There is a lot of debate about how good the Cardinal will be this season. On one hand Stanford returns many of the components of both its strong defense and the running game that defined the team’s personality the past two years. On the other hand, they lost Andrew Luck, who occupied the most important position on the field and expertly handled the Cardinal’s complicated offense, and replaced him with a quarterback (Josh Nunes) who has thrown two passes in his college career and none last season.
The Cardinal should get by San Jose State, partly because the game is at Stanford, partly because Stanford has better overall talent than its South Bay rival from the Western Athletic Conference, and partly because the Spartans are starting a new quarterback themselves (junior college transfer David Fales).
However, San Jose State should be better than it has been in recent seasons, and could pose enough of a challenge to begin to get a read on the Cardinal in general and Nunes in particular.
Even though sophomore Brett Nottingham, last year’s backup, has a stronger arm, David Shaw chose Nunes because he is more consistent and more adept at handling the offense. In short, he’s less likely make the crippling mistake.

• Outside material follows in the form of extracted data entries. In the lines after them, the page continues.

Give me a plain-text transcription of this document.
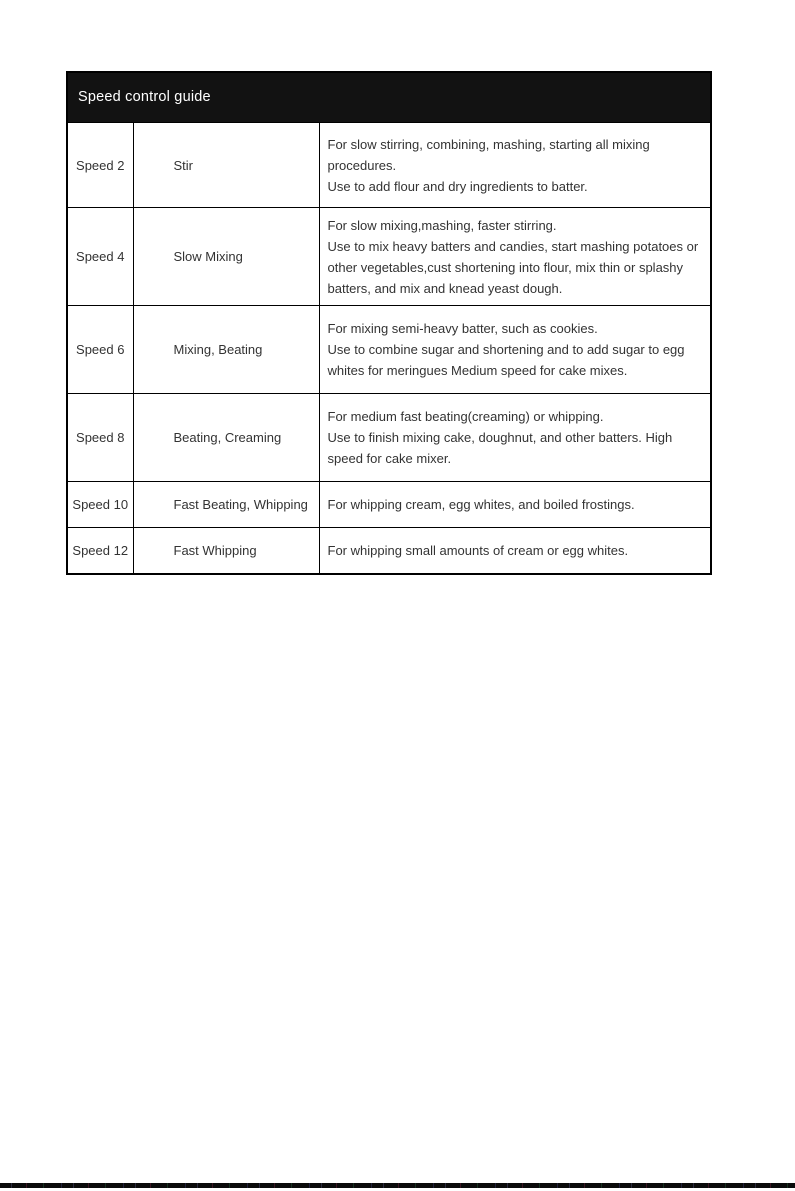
Speed control guide		
Speed 2	Stir	For slow stirring, combining, mashing, starting all mixing procedures.
Use to add flour and dry ingredients to batter.

Speed 4	Slow Mixing	For slow mixing,mashing, faster stirring.
Use to mix heavy batters and candies, start mashing potatoes or other vegetables,cust shortening into flour, mix thin or splashy batters, and mix and knead yeast dough.

Speed 6	Mixing, Beating	For mixing semi-heavy batter, such as cookies.
Use to combine sugar and shortening and to add sugar to egg whites for meringues Medium speed for cake mixes.

Speed 8	Beating, Creaming	For medium fast beating(creaming) or whipping.
Use to finish mixing cake, doughnut, and other batters. High speed for cake mixer.

Speed 10	Fast Beating, Whipping	For whipping cream, egg whites, and boiled frostings.

Speed 12	Fast Whipping	For whipping small amounts of cream or egg whites.
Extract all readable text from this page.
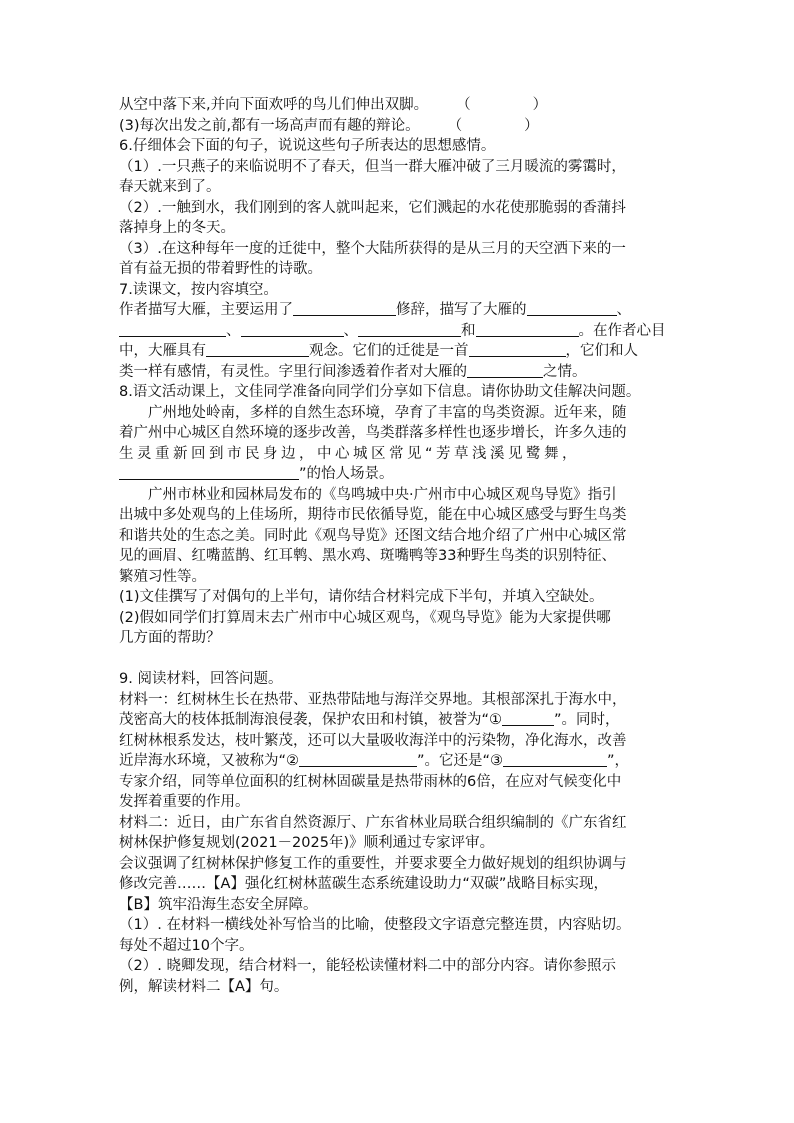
从空中落下来,并向下面欢呼的鸟儿们伸出双脚。 （	）
(3)每次出发之前,都有一场高声而有趣的辩论。 （	）
6.仔细体会下面的句子，说说这些句子所表达的思想感情。
（1）.一只燕子的来临说明不了春天，但当一群大雁冲破了三月暖流的雾霭时，
春天就来到了。
（2）.一触到水，我们刚到的客人就叫起来，它们溅起的水花使那脆弱的香蒲抖
落掉身上的冬天。
（3）.在这种每年一度的迁徙中，整个大陆所获得的是从三月的天空洒下来的一
首有益无损的带着野性的诗歌。
7.读课文，按内容填空。
作者描写大雁，主要运用了	修辞，描写了大雁的	、
、	、	和	。在作者心目
中，大雁具有	观念。它们的迁徙是一首	，它们和人
类一样有感情，有灵性。字里行间渗透着作者对大雁的	之情。
8.语文活动课上，文佳同学准备向同学们分享如下信息。请你协助文佳解决问题。
广州地处岭南，多样的自然生态环境，孕育了丰富的鸟类资源。近年来，随
着广州中心城区自然环境的逐步改善，鸟类群落多样性也逐步增长，许多久违的
生灵重新回到市民身边，中心城区常见“芳草浅溪见鹭舞，
”的怡人场景。
广州市林业和园林局发布的《鸟鸣城中央·广州市中心城区观鸟导览》指引
出城中多处观鸟的上佳场所，期待市民依循导览，能在中心城区感受与野生鸟类
和谐共处的生态之美。同时此《观鸟导览》还图文结合地介绍了广州中心城区常
见的画眉、红嘴蓝鹊、红耳鹎、黑水鸡、斑嘴鸭等33种野生鸟类的识别特征、
繁殖习性等。
(1)文佳撰写了对偶句的上半句，请你结合材料完成下半句，并填入空缺处。
(2)假如同学们打算周末去广州市中心城区观鸟，《观鸟导览》能为大家提供哪
几方面的帮助？
9. 阅读材料，回答问题。
材料一：红树林生长在热带、亚热带陆地与海洋交界地。其根部深扎于海水中，
茂密高大的枝体抵制海浪侵袭，保护农田和村镇，被誉为“①	”。同时，
红树林根系发达，枝叶繁茂，还可以大量吸收海洋中的污染物，净化海水，改善
近岸海水环境，又被称为“②	”。它还是“③	”，
专家介绍，同等单位面积的红树林固碳量是热带雨林的6倍，在应对气候变化中
发挥着重要的作用。
材料二：近日，由广东省自然资源厅、广东省林业局联合组织编制的《广东省红
树林保护修复规划(2021－2025年)》顺利通过专家评审。
会议强调了红树林保护修复工作的重要性，并要求要全力做好规划的组织协调与
修改完善……【A】强化红树林蓝碳生态系统建设助力“双碳”战略目标实现，
【B】筑牢沿海生态安全屏障。
（1）. 在材料一横线处补写恰当的比喻，使整段文字语意完整连贯，内容贴切。
每处不超过10个字。
（2）. 晓卿发现，结合材料一，能轻松读懂材料二中的部分内容。请你参照示
例，解读材料二【A】句。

The Cardinal will go as far as Nunes’ talent allows them to go, and though he won’t be asked to do nearly as much as Luck did, he has to show that he is a passing threat because opposing defenses are going to load up against the run.
Although the focus from the outside will be on Nunes, this will be introduction of running back Stepfan Taylor as the face of the offense. He has rushed for more than 1,000 yards each of the past two seasons, but having the passing threat of Luck beside him made that easier to accomplish.
The Cardinal still has concerns at the wide receiver spot and in the defensive secondary, which are the two most noticeable weaknesses on the team.
But the Cardinal figures to try to pound the ball and control time of possession, while minimizing the opponent’s success on the ground. The Cardinal may have the best defensive front seven in the Pac-12, and their linebackers rank among the best in the country.
Getting to a BCS game for a third consecutive season may be too much to ask in Shaw’s second season as coach, but the opener may begin to indicate whether the Cardinal is headed for steep drop-off. This season will give us a better indication of Shaw’s coaching skills.